September also offers readers three new book reviews for those looking for some educational hours by the fireside.
And don’t forget! The Anaesthesia and Intensive Care Journal is now available as an app. Downloading the app is as easy as searching ‘Anaesthesia & Intensive Care’ on the Google Play Store or App Store.
If you would like to move to an app only subscription, send us an email at AICsubscriptions@asa.org.au
and let us know your name and user ID.
We encourage submissions to the Journal through the submissions website.

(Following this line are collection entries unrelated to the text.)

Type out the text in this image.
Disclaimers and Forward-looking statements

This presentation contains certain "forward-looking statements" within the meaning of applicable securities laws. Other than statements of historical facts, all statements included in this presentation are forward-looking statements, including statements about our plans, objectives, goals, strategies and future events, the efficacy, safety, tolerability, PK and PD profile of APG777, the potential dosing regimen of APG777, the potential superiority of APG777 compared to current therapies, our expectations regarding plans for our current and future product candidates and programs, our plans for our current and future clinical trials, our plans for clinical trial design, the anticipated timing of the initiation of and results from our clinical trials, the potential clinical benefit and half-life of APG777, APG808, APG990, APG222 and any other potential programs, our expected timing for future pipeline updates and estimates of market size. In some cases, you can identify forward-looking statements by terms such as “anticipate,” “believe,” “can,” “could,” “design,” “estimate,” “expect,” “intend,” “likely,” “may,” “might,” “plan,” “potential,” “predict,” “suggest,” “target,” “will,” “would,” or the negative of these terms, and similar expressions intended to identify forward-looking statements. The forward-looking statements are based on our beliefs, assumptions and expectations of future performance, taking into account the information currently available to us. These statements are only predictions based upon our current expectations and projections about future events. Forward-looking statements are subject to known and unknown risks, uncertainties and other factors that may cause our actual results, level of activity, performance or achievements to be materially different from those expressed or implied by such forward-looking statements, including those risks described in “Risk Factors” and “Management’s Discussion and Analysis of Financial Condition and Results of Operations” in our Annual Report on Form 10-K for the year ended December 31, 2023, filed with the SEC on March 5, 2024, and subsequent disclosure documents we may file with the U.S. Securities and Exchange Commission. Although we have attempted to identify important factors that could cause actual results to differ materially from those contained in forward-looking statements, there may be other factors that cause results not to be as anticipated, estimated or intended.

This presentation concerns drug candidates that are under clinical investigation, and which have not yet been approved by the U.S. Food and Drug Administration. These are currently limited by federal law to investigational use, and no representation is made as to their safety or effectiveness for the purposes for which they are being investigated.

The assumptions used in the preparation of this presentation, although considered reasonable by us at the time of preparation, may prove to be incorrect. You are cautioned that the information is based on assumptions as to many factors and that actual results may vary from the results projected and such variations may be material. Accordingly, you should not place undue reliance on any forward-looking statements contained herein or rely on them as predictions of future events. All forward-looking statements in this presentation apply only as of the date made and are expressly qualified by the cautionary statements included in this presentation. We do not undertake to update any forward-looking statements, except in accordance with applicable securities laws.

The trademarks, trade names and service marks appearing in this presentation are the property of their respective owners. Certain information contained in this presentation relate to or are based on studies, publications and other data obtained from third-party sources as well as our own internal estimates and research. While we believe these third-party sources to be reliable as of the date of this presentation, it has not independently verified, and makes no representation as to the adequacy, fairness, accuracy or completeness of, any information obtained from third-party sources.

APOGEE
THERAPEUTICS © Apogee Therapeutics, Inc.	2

The overriding mission of Anaesthesia and Intensive Care is to publish papers that have educational value and scientific merit for clinicians and researchers associated with anaesthesia, intensive care medicine, and pain medicine. The educational value must apply to a wide range of readers and not be limited to a particular region or country, with the exceptions of Australia and New Zealand. The scientific merit will be judged on the novelty of the work, the validity of the methodology and the soundness of the interpretation of the findings. Papers must have sufficient clinical relevance to be of interest to practising clinicians or clinical researchers. Animal studies of a basic science nature will rarely be accepted.